MedObvious: Exposing the Medical Moravec's Paradox in VLMs via Clinical Triage
2026-03-24 • Computer Vision and Pattern Recognition
Computer Vision and Pattern RecognitionArtificial IntelligenceComputation and Language
AI summaryⓘ
The authors study Vision Language Models (VLMs) used in medical tasks and find that these models often fail to check if medical images are valid before interpreting them. They created a benchmark called MedObvious to test if models can spot inconsistencies in small sets of medical images, like wrong orientation or anatomy. After testing 17 models, they found many still make mistakes, especially with larger image sets or in different test formats. The authors highlight that verifying image validity is a crucial safety step that current models do not reliably perform.

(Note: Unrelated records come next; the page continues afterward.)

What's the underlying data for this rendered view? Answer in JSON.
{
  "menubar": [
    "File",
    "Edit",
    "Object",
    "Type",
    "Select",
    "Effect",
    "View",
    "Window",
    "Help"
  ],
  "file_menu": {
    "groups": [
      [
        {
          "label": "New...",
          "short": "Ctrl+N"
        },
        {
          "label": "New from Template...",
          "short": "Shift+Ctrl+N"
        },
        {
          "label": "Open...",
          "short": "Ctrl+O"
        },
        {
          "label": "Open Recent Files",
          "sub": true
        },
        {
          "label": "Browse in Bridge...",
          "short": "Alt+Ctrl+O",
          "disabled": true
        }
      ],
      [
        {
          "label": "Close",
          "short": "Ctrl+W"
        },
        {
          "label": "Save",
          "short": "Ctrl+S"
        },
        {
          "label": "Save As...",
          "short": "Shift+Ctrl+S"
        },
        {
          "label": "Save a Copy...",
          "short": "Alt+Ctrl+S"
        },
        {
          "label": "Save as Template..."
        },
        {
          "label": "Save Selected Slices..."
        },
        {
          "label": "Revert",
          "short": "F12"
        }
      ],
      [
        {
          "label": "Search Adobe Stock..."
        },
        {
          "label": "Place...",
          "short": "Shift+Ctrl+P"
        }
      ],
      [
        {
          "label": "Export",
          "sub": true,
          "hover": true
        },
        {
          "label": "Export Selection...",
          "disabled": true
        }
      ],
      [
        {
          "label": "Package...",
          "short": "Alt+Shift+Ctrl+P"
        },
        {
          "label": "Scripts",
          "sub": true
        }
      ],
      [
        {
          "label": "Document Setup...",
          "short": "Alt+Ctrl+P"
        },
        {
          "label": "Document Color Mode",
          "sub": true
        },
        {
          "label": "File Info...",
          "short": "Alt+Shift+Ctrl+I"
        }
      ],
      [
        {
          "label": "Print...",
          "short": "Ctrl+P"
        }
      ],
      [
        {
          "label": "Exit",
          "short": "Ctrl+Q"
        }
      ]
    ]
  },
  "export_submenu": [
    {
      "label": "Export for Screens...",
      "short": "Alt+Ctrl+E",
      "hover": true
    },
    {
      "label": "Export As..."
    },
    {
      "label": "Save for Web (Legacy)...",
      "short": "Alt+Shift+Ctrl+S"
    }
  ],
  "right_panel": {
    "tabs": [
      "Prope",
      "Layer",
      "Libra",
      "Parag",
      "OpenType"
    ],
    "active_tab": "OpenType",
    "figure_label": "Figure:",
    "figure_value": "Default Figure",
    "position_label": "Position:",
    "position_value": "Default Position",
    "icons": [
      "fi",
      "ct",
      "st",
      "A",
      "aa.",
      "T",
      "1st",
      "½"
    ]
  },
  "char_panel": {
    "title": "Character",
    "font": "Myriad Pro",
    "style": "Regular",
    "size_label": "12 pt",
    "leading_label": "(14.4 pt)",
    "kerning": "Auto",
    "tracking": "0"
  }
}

Vision Language Modelsmedical imaginginput validationimage coherencebenchmarkorientation verificationmodalityhallucinationmulti-panel image setsdiagnostic safety
Authors
Ufaq Khan, Umair Nawaz, L D M S S Teja, Numaan Saeed, Muhammad Bilal, Yutong Xie, Mohammad Yaqub, Muhammad Haris Khan
Abstract
Vision Language Models (VLMs) are increasingly used for tasks like medical report generation and visual question answering. However, fluent diagnostic text does not guarantee safe visual understanding. In clinical practice, interpretation begins with pre-diagnostic sanity checks: verifying that the input is valid to read (correct modality and anatomy, plausible viewpoint and orientation, and no obvious integrity violations). Existing benchmarks largely assume this step is solved, and therefore miss a critical failure mode: a model can produce plausible narratives even when the input is inconsistent or invalid. We introduce MedObvious, a 1,880-task benchmark that isolates input validation as a set-level consistency capability over small multi-panel image sets: the model must identify whether any panel violates expected coherence. MedObvious spans five progressive tiers, from basic orientation/modality mismatches to clinically motivated anatomy/viewpoint verification and triage-style cues, and includes five evaluation formats to test robustness across interfaces. Evaluating 17 different VLMs, we find that sanity checking remains unreliable: several models hallucinate anomalies on normal (negative-control) inputs, performance degrades when scaling to larger image sets, and measured accuracy varies substantially between multiple-choice and open-ended settings. These results show that pre-diagnostic verification remains unsolved for medical VLMs and should be treated as a distinct, safety-critical capability before deployment.